Ces 7 et 8 mai étaient consacrés aux cérémonies du 81ᵉ anniversaire de la Victoire de 1945, à la mairie de Paris-Centre puis à la mairie du 10ᵉ arrondissement.
Comme chaque année, ces cérémonies ont été l’occasion d’honorer la mémoire de celles et ceux qui ont contribué à la libération de la France et de l’Europe. Ces moments de recueillement nous rappellent que la paix et la liberté ne sont jamais des évidences : elles sont le fruit de combats, de sacrifices et de résistances.
Commémorer le 8 mai, c’est se souvenir de la défaite du nazisme et de l’idéologie funeste qu’il portait, fondée sur la haine, l’exclusion, la violence, le racisme, l’antisémitisme.
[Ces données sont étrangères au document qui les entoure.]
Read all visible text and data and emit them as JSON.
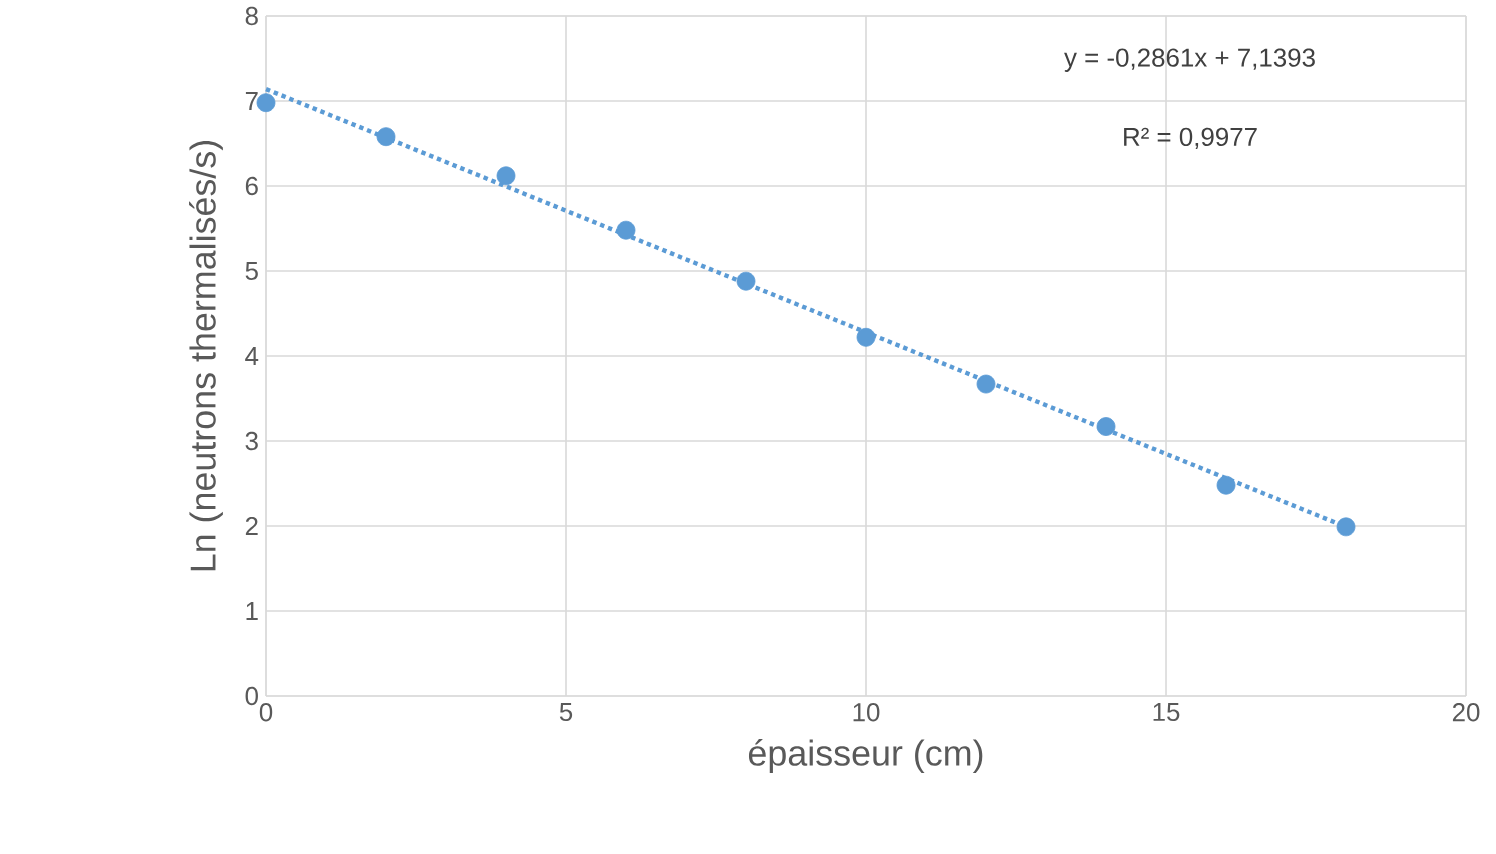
{
  "chart_data": {
    "type": "scatter",
    "xlabel": "épaisseur (cm)",
    "ylabel": "Ln (neutrons thermalisés/s)",
    "series": [
      {
        "marker": "circle",
        "color": "#5b9bd5",
        "x": [
          0,
          2,
          4,
          6,
          8,
          10,
          12,
          14,
          16,
          18
        ],
        "values": [
          6.98,
          6.58,
          6.12,
          5.48,
          4.88,
          4.22,
          3.67,
          3.17,
          2.48,
          1.99
        ]
      },
      {
        "type": "line",
        "marker": "none",
        "line_style": "dotted",
        "color": "#5b9bd5",
        "x": [
          0,
          18
        ],
        "values": [
          7.14,
          1.99
        ]
      }
    ],
    "annotations": [
      "y = -0,2861x + 7,1393",
      "R² = 0,9977"
    ],
    "xlim": [
      0,
      20
    ],
    "xticks": [
      0,
      5,
      10,
      15,
      20
    ],
    "ylim": [
      0,
      8
    ],
    "yticks": [
      0,
      1,
      2,
      3,
      4,
      5,
      6,
      7,
      8
    ],
    "grid": true
  }
}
C’est rappeler que le fascisme prospère toujours sur les mêmes mécanismes mortifères.
C’est rendre hommage aux résistantes et résistants, aux soldats des Forces françaises libres, aux combattants alliés venus de nombreux pays, ainsi qu’aux soldats issus des colonies, parfois enrôlés de force. C’est rappeler que cette victoire fut traversée par des parcours trop souvent invisibilisés, pourtant si essentiels à notre histoire commune.
Le 8 mai est aussi une alerte adressée au présent. À l’heure où l’illibéralisme progresse, où les discours de haine se banalisent et où la guerre est revenue sur le continent européen, cette mémoire nous oblige.
Cette date porte également une mémoire moins connue : celle des massacres de Sétif, Guelma et Kherrata, en Algérie, où des milliers d’Algériens furent réprimés dans le sang alors qu’ils manifestaient pour leur liberté.
Le 8 mai nous invite alors à regarder notre histoire en face, dans toute sa vérité. Il nous rappelle une responsabilité immuable : honorer et transmettre l’héritage de celles et ceux qui ont combattu pour la paix, l’égalité, la démocratie et la dignité humaine.